Atlanta Occupies A Special Place In NASCAR History

Alan Kulwicki (7) races with Ricky Rudd (5) during the season ending NASCAR Cup Series race at Atlanta Motor Speedway on November 15, 1992. Photo: NASCAR Media

From the watershed championship race of 1992 to Kevin Harvick’s victory three weeks after the death of Dale Earnhardt Sr., Atlanta Motor Speedway is uniquely positioned in the lore of NASCAR Cup Series racing.

The 1992 season finale, held Nov. 15 on a track that measured 1.522 miles, is arguably the most significant race in NASCAR’s modern history and a milestone of enormous importance as NASCAR celebrates its 75th anniversary.

The Hooters 500 was the final race for “The King,” Richard Petty, who was ending a 35-year career that had seen him set unassailable records of 200 Cup victories, 27 wins in a single season and a streak of 10 consecutive victories.

It was the first race for an upstart driver named Jeff Gordon, a 20-year-old California native who would go on to challenge Earnhardt for supremacy in NASCAR’s premier division.

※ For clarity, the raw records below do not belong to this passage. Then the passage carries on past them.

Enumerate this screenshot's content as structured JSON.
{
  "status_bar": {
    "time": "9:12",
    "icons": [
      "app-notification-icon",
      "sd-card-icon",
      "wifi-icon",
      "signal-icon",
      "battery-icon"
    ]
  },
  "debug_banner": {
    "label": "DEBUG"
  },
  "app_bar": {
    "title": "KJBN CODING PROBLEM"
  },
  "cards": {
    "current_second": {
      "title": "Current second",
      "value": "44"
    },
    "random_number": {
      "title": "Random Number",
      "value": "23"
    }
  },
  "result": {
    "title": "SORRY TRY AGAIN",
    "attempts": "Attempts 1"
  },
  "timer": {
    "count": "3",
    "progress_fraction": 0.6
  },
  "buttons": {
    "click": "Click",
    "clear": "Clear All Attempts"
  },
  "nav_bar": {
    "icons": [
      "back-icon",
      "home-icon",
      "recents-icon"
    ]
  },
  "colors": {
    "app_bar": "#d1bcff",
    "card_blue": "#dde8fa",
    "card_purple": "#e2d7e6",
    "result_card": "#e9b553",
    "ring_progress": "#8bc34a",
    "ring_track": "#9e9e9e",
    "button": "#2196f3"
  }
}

It was the race that would decide the 1992 series championship. Thanks to his victory a week earlier at Phoenix, Davey Allison led the series standings by 30 points over privateer Alan Kulwicki and 40 over Bill Elliott under the scoring system developed by NASCAR historian Bob Latford.

Harry Gant, Kyle Petty, and Mark Martin also were mathematically eligible for the championship but would need a miraculous set of circumstances to win it.

Richard Petty was out of provisional starting spots when he came to Atlanta for the final race of his Fan Appreciation Tour. Crew chief Dale Inman, after being robbed at gunpoint in the Atlanta airport parking lot the night before, gave Petty a car fast enough to qualify 36th in Friday’s opening round.

Petty chose to stand on his time and forego second-round qualifying on Saturday. He ended up 39th, safely in the field.

In front of a record crowd of 160,000 fans, Kyle Petty (sitting in his car) and his sisters (standing beside it) gave the command “Daddy, start your engine.”

As he had done for the previous 28 races in 1992, Petty paced the field on the opening parade lap, then dropped back to the starting position he had earned.

A fifth-place finish, without leading a lap, would have given Allison the championship, but calamity struck on lap 254. Running sixth, Allison was unable to avoid the spinning car of Ernie Irvan and sustained damage so serious that his car had to go to the garage for repairs.

That left Kulwicki and Elliott to fight for the championship. Thanks to an astute pit call by crew chief Paul Andrews, Kulwicki secured the title by leading 103 laps to Elliott’s 102 (earning the 10-point bonus for leading the most laps) and finishing second to Elliott in the race.

Richard Petty was collected in a lap 95 crash and finished 35th in his final race. Gordon crashed out after 164 laps and finished 31st in his Cup debut.

Fast forward more than eight years to Mar. 11, 2001, three weeks after Earnhardt had perished in a last-lap crash in the Daytona 500.

Earnhardt’s death thrust Harvick into the spotlight as the Cup Series driver for Richard Childress Racing, who had fielded cars for six of Earnhardt’s record-tying seven championships.

In his Cup debut at Rockingham on Feb. 26, Harvick finished 14th. He improved to eighth the following week at Las Vegas.

And in his first Cup race at Atlanta, Harvick held off Gordon by .006 seconds on a breathtaking final lap to win for the first time. Over the years, Harvick has come to appreciate the significance of that victory.

“I look back on it, and you watch the video, and you listen to the crowd, and I can put a lot more of it into perspective now just because of the fact that I have a better understanding of the magnitude of the situation and really everything that came with that particular year,” said Harvick, who will retire after the 2023 season to pursue a career in broadcasting.

“But that particular weekend in itself was kind of a blur for me, because we were still at the point of not really understanding how to digest everything that was happening, not know where everything was going, not expecting to be driving the car…

“You weren’t prepared to do anything to deal with the magnitude of the situation, so the few things that I remember from that day are just it’s still the loudest crowd that I’ve ever been a part of, and to hear the crowd screaming over the running car after the race and seeing the people hanging on the fence down the back straightaway with a couple laps to go.”